How has studying the performing arts been beneficial to you?
Studying performing has helped me not only develop a good skillset/foundation to become successful professionally, but it has also helped me just in life in general.
In theater, acting, music, you're constantly collaborating with others from all walks of life, which is such an invaluable skill to learn early on. You're constantly listening to others' ideas, which may be different from your own, and working with all types of people, but at the end of the day you're all creating something together. You never stop learning in life and you're always constantly growing and evolving. My experiences at Patel, among others, helped to lay the foundation for me to become and continue to be an avid learner.
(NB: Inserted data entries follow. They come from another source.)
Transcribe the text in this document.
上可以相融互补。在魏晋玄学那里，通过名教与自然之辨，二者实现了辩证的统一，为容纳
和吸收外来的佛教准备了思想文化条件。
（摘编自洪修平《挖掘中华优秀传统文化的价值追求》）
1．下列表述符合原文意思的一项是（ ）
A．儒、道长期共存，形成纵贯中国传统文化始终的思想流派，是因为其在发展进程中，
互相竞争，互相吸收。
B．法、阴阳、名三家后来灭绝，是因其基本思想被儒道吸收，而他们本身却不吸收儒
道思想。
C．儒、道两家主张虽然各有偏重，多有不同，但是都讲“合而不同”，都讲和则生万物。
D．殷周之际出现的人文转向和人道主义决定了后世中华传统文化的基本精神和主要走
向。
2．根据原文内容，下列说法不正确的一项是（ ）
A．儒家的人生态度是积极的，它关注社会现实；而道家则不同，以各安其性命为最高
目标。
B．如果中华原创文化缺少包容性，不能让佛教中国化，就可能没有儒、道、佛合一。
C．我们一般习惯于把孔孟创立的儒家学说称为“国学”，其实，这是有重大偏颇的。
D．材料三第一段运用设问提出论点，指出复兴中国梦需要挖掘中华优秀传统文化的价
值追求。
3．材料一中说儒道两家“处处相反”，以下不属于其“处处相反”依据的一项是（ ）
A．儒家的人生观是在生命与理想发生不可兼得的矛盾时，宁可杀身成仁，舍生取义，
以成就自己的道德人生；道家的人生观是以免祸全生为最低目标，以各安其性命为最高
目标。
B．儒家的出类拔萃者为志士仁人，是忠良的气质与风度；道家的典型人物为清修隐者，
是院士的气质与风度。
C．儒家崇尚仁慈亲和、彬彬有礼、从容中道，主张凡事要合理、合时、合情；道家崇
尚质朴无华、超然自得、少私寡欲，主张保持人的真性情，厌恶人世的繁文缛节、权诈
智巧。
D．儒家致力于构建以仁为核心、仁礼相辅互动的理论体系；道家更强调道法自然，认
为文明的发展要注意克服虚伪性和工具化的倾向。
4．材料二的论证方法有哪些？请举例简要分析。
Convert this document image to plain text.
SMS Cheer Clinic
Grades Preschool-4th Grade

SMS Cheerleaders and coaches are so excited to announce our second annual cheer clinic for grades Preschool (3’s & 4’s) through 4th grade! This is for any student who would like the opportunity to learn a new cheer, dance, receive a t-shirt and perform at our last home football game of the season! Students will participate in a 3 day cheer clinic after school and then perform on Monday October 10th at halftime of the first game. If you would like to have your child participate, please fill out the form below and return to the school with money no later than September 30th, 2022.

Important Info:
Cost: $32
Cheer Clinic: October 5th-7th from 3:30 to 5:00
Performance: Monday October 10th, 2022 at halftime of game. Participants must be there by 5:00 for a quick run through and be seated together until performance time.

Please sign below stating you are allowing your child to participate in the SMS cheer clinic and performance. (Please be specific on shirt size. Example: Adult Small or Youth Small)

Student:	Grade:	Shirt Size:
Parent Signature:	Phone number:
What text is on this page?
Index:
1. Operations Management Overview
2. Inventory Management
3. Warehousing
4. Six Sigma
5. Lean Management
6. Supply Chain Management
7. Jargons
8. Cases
Do you have any advice for students who want to study the performing arts?
Work hard, be you, be bold, and never let anyone tell you that you aren't capable of achieving something. If you really, truly love what you're doing, don't listen to the naysayers: they'll be coming out of the woodworks to congratulate you when you're successful in the future. I know that firsthand. Keep going, never stop. Do it for you above anything else! (This is as much a mantra for me as advice to anyone else.)
Always continue learning, always be inspired and do the work!
Any other comments?
Patel is more or less where it all started for me. Such a safe haven to let me express myself as an artsy and imaginative little boy. Don't know where I'd be today without those critical early experiences.
As for what it's like to be a lead in a Broadway show...
It's awesome! As I said, I'm always learning, and this is, of course, no exception. Everyone here is so on top of their game and are all such intelligent, kind, and gracious human beings...I know it's very much an honor to be here, so I'm very aware of that always and am just trying to learn as much as I can.
There's also a ton of pressure because it's my Broadway debut, but also, I don't think this role has ever been interpreted in the way we're seeing my character in this particular production. Chulalongkorn was very influential and really a revolutionary in real-life-Siam. In this production, we're seeing him at the cusp of adulthood and on the verge of kingship, on top of having his world turned upside-down by Western cultures and philosophies and coming into his own as a person and developing his own morals. So it's a lot! Our director, Bart, has been so helpful, though, and has really helped me unearth and humanize this person.
A lot of what goes into a revival of a well-known, well-revived musical is "Why now?" I feel like this story is so timely with everything that's happening in the world today. The clashes of cultures, countries, religions - this story really speaks to that and examines the push and pull of those relationships.
I'm very honored and excited and am just learning from everyone around me everyday!